Thin section bearings deliver higher speed, improved efficiency, and high levels of accuracy, as well as reduced friction and impressive design flexibility. Because there is very little difference in size between the internal and external ring, they also reduce the weight and bulk of an application, making them an ideal choice for robotics.
Because they are so thin, however, you have to pay particular attention to the roundness of the ring itself. If you take a thin section bearing without any lubricant and spin the inner ring, a light squeeze of the outer ring between finger and thumb will stop the bearing in its tracks, thanks to the incredible flex in the device.
As a result, the manufacturing process has to be extremely precise to ensure the highest possible degree of roundness in both rings, as well as good noise levels in the bearing itself. This will normally call for fine grinding and machining, complemented by a very high level of quality in both the process and the raw materials. If the rings are not perfectly formed, even a minute discrepancy will stop the bearing running as smoothly, producing excess noise.
The EZO range of thin section bearings is produced to such a high standard that every item that comes off the production line is individually tested – any tiny deficiency and it is rejected. These thin-section ball bearings can be supplied open, shielded or sealed in SAE52100 chrome steel or 440 grade stainless steel, and are designed to withstand radial loads as well as moderate thrust loads in both directions.
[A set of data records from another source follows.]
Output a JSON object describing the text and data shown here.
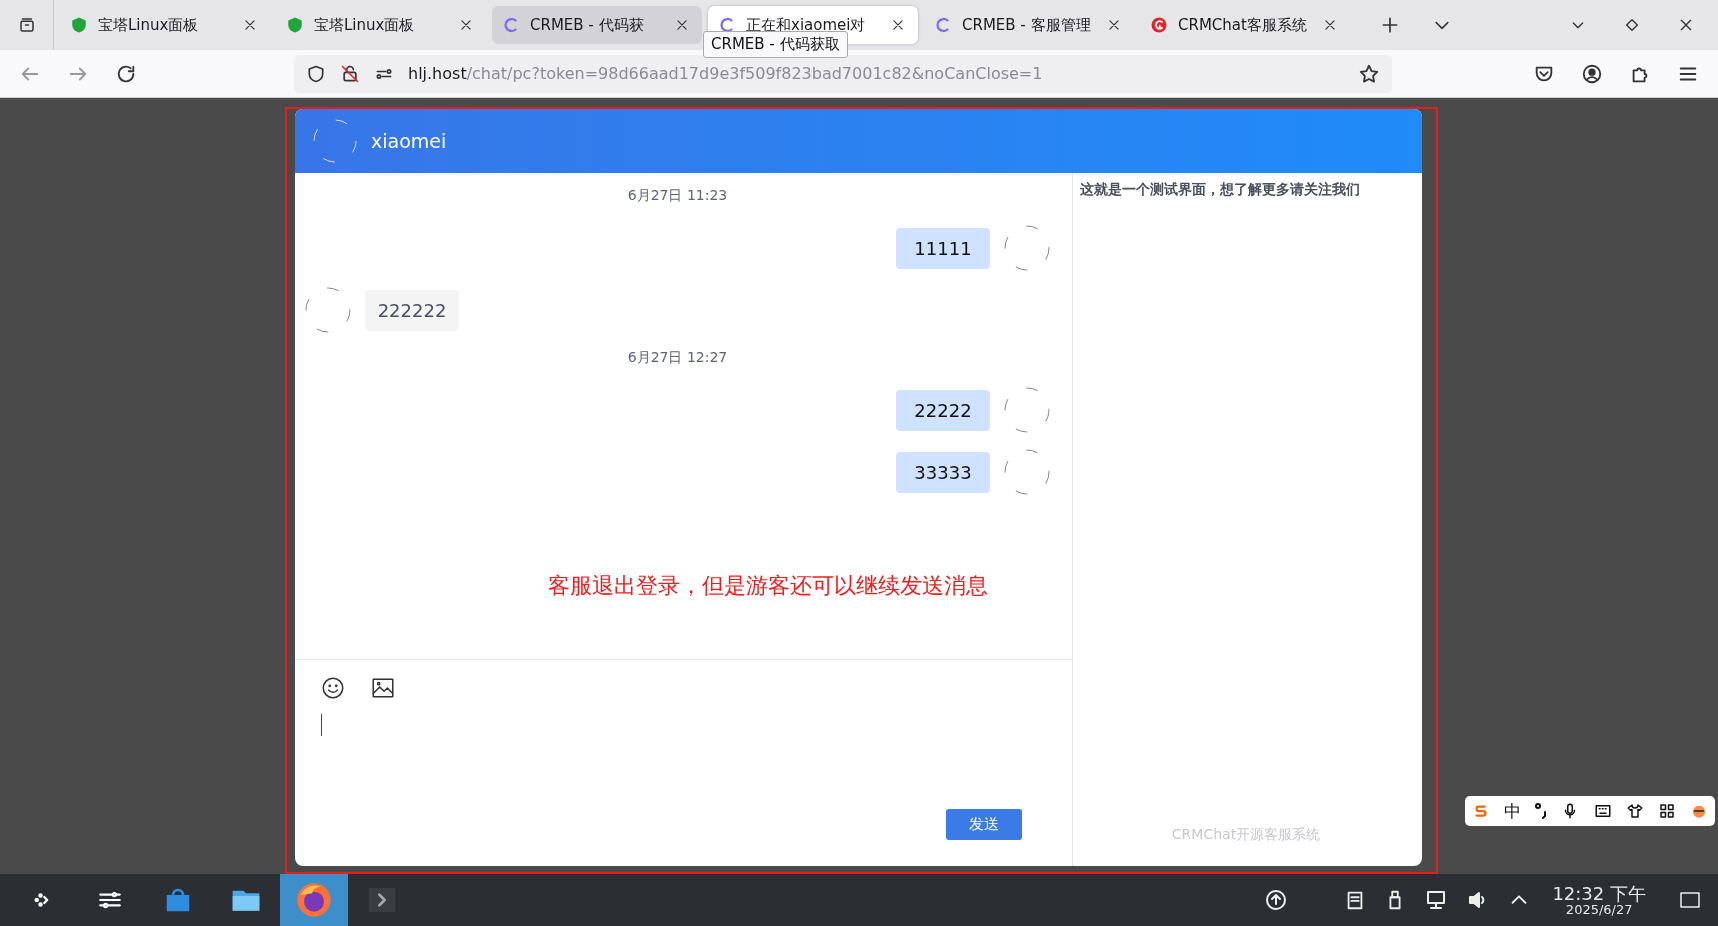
{
  "browser": {
    "tabs": [
      {
        "title": "宝塔Linux面板",
        "kind": "bt",
        "selected": false,
        "hovered": false
      },
      {
        "title": "宝塔Linux面板",
        "kind": "bt",
        "selected": false,
        "hovered": false
      },
      {
        "title": "CRMEB - 代码获",
        "kind": "crmeb",
        "selected": false,
        "hovered": true
      },
      {
        "title": "正在和xiaomei对",
        "kind": "crmeb",
        "selected": true,
        "hovered": false
      },
      {
        "title": "CRMEB - 客服管理",
        "kind": "crmeb",
        "selected": false,
        "hovered": false
      },
      {
        "title": "CRMChat客服系统",
        "kind": "crmchat",
        "selected": false,
        "hovered": false
      }
    ],
    "tooltip": "CRMEB - 代码获取",
    "url": {
      "host": "hlj.host",
      "path": "/chat/pc?token=98d66aad17d9e3f509f823bad7001c82&noCanClose=1"
    }
  },
  "chat": {
    "header": {
      "name": "xiaomei"
    },
    "messages": [
      {
        "kind": "time",
        "text": "6月27日 11:23"
      },
      {
        "kind": "sent",
        "text": "11111"
      },
      {
        "kind": "received",
        "text": "222222"
      },
      {
        "kind": "time",
        "text": "6月27日 12:27"
      },
      {
        "kind": "sent",
        "text": "22222"
      },
      {
        "kind": "sent",
        "text": "33333"
      }
    ],
    "annotation": "客服退出登录，但是游客还可以继续发送消息",
    "send_button": "发送",
    "side_notice": "这就是一个测试界面，想了解更多请关注我们",
    "footer": "CRMChat开源客服系统"
  },
  "taskbar": {
    "apps": [
      {
        "kind": "launcher",
        "selected": false
      },
      {
        "kind": "settings",
        "selected": false
      },
      {
        "kind": "store",
        "selected": false
      },
      {
        "kind": "files",
        "selected": false
      },
      {
        "kind": "firefox",
        "selected": true
      },
      {
        "kind": "terminal",
        "selected": false
      }
    ],
    "clock": {
      "time": "12:32 下午",
      "date": "2025/6/27"
    }
  },
  "ime": {
    "mode": "中"
  }
}
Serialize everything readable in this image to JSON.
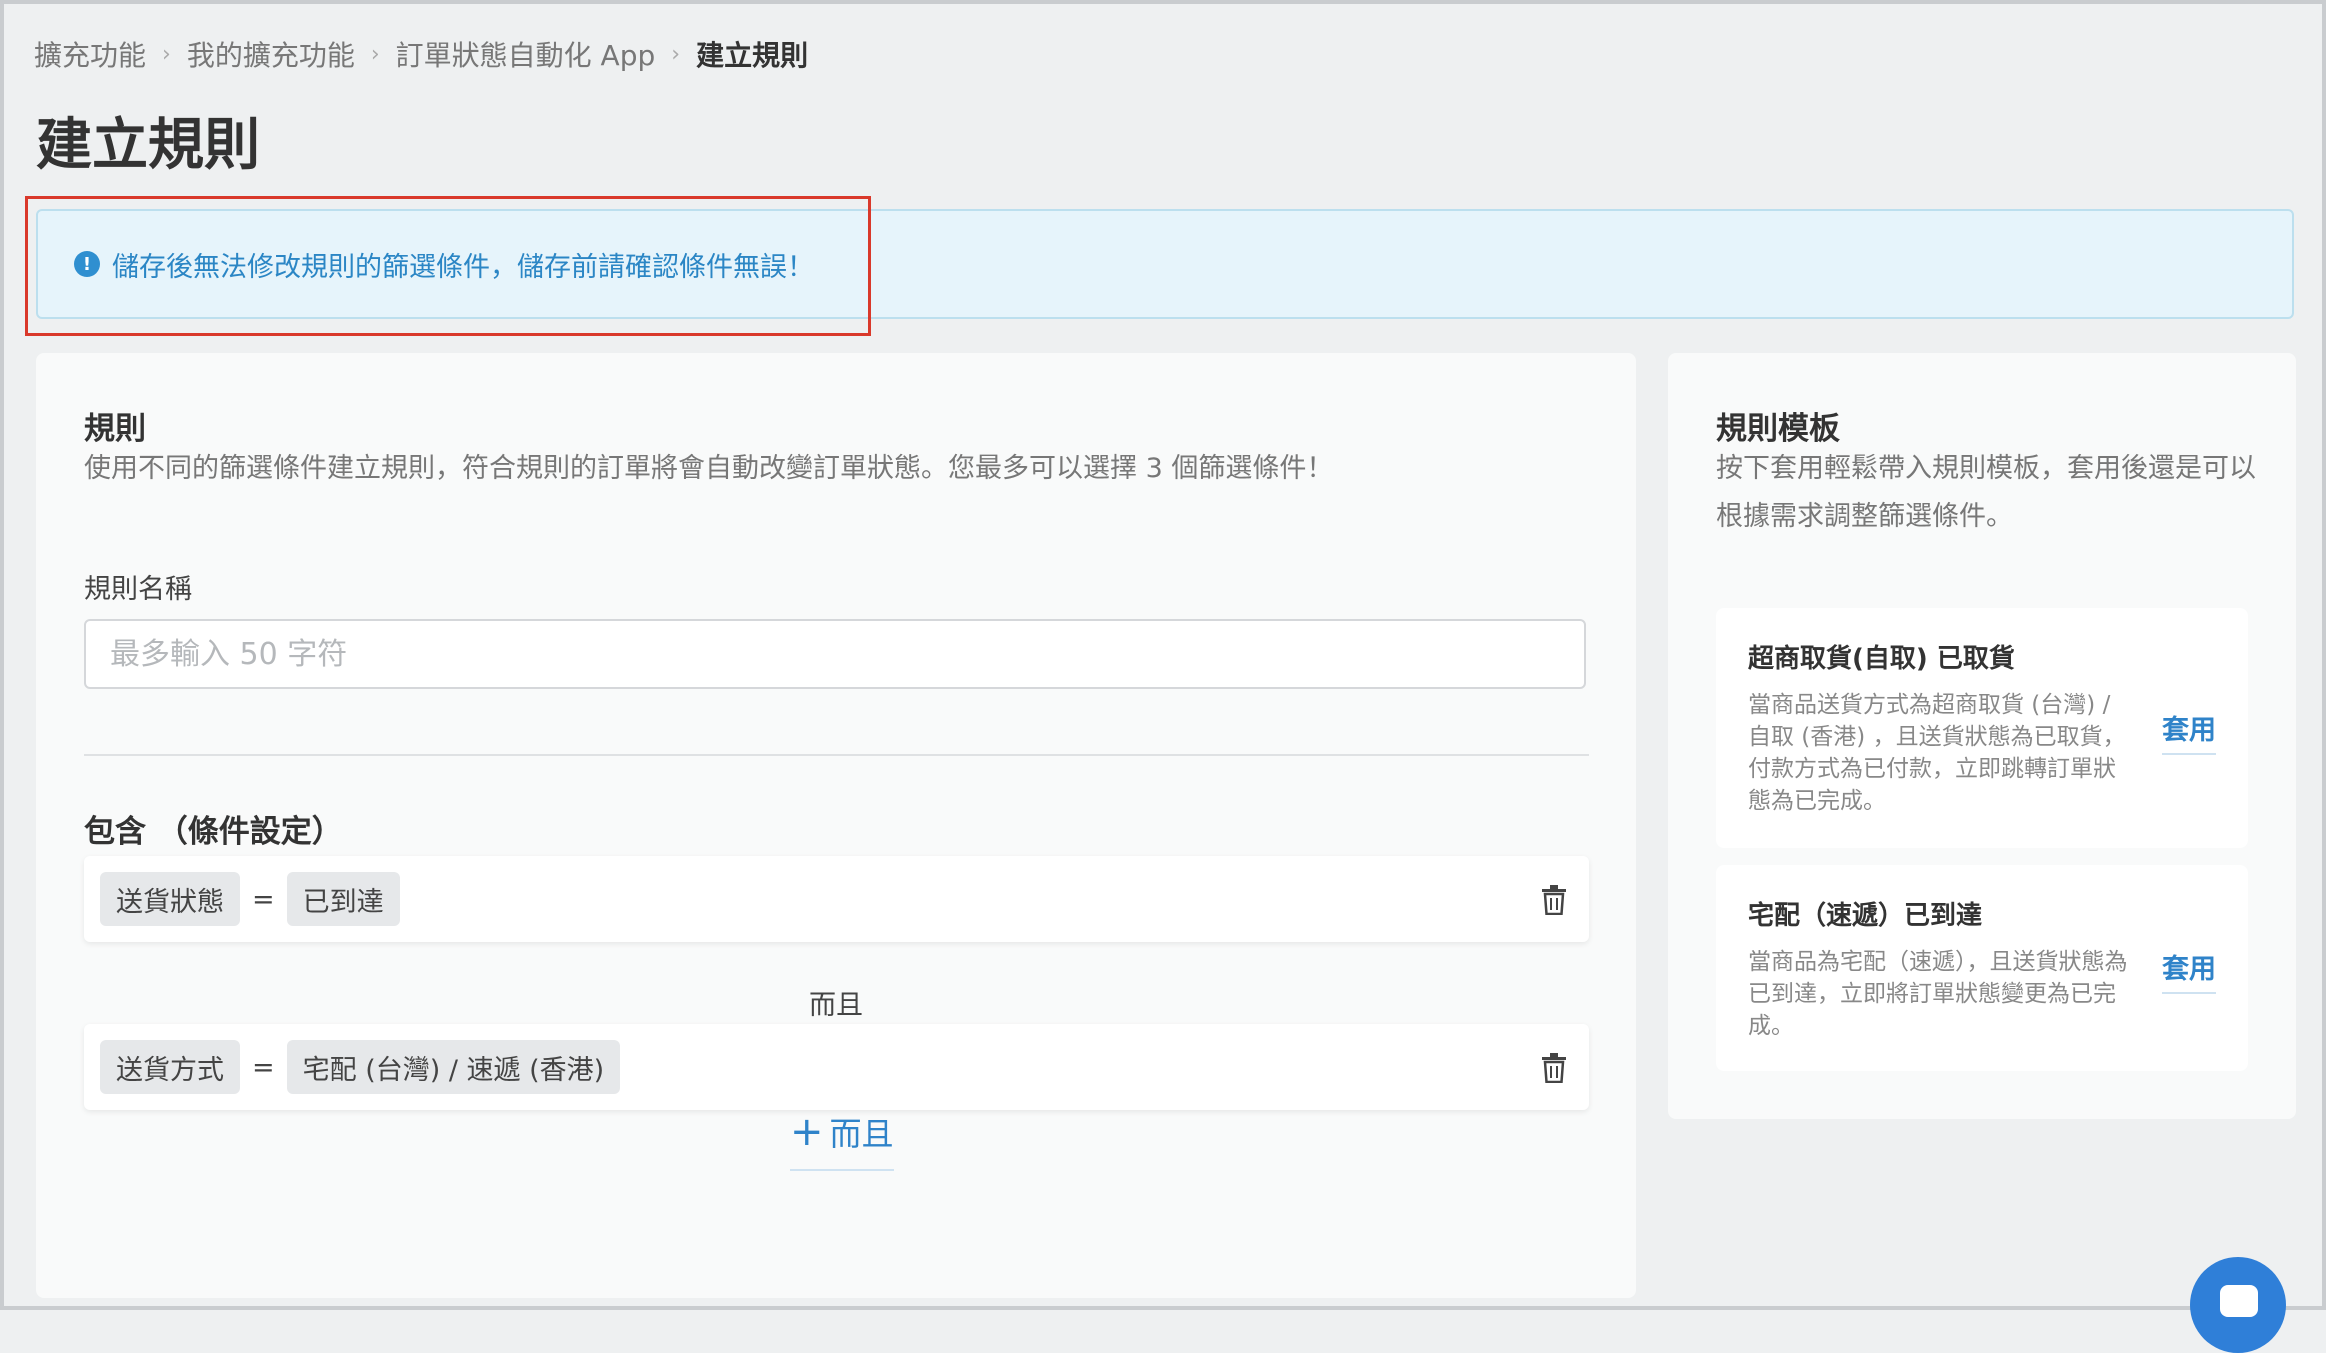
{
  "breadcrumb": {
    "items": [
      "擴充功能",
      "我的擴充功能",
      "訂單狀態自動化 App"
    ],
    "current": "建立規則"
  },
  "page_title": "建立規則",
  "alert": {
    "icon": "exclamation-circle-icon",
    "text": "儲存後無法修改規則的篩選條件，儲存前請確認條件無誤！"
  },
  "rule": {
    "title": "規則",
    "description": "使用不同的篩選條件建立規則，符合規則的訂單將會自動改變訂單狀態。您最多可以選擇 3 個篩選條件！",
    "name_label": "規則名稱",
    "name_placeholder": "最多輸入 50 字符",
    "name_value": "",
    "include_title": "包含 （條件設定）",
    "conditions": [
      {
        "field": "送貨狀態",
        "operator": "=",
        "value": "已到達"
      },
      {
        "field": "送貨方式",
        "operator": "=",
        "value": "宅配 (台灣) / 速遞 (香港)"
      }
    ],
    "and_label": "而且",
    "add_and_plus": "+",
    "add_and_label": "而且"
  },
  "templates": {
    "title": "規則模板",
    "description": "按下套用輕鬆帶入規則模板，套用後還是可以根據需求調整篩選條件。",
    "items": [
      {
        "title": "超商取貨(自取) 已取貨",
        "description": "當商品送貨方式為超商取貨 (台灣) / 自取 (香港) ，且送貨狀態為已取貨，付款方式為已付款，立即跳轉訂單狀態為已完成。",
        "apply_label": "套用"
      },
      {
        "title": "宅配（速遞）已到達",
        "description": "當商品為宅配（速遞），且送貨狀態為已到達，立即將訂單狀態變更為已完成。",
        "apply_label": "套用"
      }
    ]
  },
  "colors": {
    "accent": "#2f83c9",
    "alert_bg": "#e6f4fb",
    "highlight": "#d9392b"
  }
}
Some of the smaller thin-section bearing sizes are available with a fibreglass reinforced nylon high speed synthetic retainer.
Selecting the right grease will result in a free running bearing which, in turn, will reduce the power consumption of the machine itself, as well as the long-term maintenance costs. It is also one of the factors that can contribute to the overall speed of the robot arm.
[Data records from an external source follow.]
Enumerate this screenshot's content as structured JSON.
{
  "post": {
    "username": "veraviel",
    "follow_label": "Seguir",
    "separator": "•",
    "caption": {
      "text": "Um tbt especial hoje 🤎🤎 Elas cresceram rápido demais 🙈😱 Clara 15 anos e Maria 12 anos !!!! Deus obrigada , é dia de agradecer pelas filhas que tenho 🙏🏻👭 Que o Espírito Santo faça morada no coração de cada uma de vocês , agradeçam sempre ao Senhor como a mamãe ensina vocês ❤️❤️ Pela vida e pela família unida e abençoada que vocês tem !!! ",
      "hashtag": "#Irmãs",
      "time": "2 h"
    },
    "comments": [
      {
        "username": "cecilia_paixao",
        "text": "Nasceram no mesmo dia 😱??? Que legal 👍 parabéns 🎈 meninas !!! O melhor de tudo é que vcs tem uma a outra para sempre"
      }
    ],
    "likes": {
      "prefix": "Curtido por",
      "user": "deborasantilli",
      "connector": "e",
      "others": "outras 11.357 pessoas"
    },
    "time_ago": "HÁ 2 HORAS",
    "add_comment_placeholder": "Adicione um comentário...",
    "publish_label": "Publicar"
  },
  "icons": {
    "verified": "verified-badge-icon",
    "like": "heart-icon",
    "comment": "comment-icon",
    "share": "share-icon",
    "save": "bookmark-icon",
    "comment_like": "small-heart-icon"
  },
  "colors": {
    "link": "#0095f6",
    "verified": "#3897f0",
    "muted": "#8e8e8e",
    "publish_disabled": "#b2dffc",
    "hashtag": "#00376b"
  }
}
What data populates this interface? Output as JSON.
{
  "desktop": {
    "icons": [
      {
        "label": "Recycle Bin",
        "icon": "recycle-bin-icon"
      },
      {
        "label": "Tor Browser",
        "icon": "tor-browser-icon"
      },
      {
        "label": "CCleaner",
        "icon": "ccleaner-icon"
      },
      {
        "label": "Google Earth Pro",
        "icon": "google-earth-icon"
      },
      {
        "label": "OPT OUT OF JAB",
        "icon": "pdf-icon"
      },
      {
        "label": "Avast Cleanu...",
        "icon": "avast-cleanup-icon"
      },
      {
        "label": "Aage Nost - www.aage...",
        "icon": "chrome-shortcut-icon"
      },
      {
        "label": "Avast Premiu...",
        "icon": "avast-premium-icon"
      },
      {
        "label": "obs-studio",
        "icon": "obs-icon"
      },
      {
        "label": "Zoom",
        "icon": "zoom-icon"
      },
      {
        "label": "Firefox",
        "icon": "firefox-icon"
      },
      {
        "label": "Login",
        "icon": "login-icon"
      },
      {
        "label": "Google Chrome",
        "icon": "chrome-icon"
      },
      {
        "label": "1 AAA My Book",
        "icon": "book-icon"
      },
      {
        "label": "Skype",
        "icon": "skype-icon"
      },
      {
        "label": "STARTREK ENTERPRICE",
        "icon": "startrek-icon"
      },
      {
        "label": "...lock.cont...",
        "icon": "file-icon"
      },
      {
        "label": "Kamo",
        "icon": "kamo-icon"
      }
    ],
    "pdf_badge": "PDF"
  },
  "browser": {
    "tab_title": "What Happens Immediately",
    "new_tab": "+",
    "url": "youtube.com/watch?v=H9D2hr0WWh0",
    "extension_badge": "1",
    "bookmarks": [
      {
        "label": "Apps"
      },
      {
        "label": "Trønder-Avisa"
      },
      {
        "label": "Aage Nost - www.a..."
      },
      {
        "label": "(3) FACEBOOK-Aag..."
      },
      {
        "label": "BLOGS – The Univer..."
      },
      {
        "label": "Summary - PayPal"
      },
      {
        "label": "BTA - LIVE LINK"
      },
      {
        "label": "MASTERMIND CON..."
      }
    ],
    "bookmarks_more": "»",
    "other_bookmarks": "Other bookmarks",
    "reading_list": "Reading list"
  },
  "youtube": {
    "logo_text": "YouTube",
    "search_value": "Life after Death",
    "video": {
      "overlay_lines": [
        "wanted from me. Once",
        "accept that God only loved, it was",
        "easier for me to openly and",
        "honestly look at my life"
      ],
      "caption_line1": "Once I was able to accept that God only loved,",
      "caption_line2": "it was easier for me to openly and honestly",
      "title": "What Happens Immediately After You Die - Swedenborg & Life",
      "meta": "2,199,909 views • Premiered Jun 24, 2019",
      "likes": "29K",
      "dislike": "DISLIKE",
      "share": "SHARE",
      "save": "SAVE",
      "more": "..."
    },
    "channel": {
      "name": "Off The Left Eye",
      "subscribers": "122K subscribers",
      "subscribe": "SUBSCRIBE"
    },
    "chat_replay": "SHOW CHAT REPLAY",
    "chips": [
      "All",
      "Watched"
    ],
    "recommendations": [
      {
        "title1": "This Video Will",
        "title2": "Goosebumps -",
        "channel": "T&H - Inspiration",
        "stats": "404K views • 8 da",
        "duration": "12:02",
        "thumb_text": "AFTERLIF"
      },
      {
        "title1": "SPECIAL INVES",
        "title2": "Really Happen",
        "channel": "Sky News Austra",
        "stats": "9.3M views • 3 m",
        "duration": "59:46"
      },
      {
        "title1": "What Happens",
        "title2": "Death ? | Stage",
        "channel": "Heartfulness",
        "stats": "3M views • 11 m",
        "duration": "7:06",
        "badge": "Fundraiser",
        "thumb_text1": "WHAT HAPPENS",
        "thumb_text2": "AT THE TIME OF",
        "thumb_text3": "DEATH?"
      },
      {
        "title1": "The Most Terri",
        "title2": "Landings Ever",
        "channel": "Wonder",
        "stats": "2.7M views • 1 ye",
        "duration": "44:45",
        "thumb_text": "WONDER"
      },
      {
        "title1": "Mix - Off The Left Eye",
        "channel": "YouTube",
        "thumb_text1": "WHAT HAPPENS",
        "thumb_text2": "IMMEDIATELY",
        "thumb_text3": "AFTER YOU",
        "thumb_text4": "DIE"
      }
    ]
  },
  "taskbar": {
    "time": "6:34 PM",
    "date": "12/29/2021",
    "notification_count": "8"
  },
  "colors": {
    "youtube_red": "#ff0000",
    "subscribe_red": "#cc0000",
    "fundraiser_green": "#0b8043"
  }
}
A low torque, free turning and low noise grease should be chosen, such as those used as standard in the EZO bearings re-sold in the UK by SMB Bearings. A grease with a wide temperature range, perhaps -40 to +150°C, would be most suitable, and allows for the variety of applications in which a robot is most likely to be used – from refrigeration to locations near a furnace. A food grade grease would need to be selected if the robot is going to be used in food or beverage production or packaging.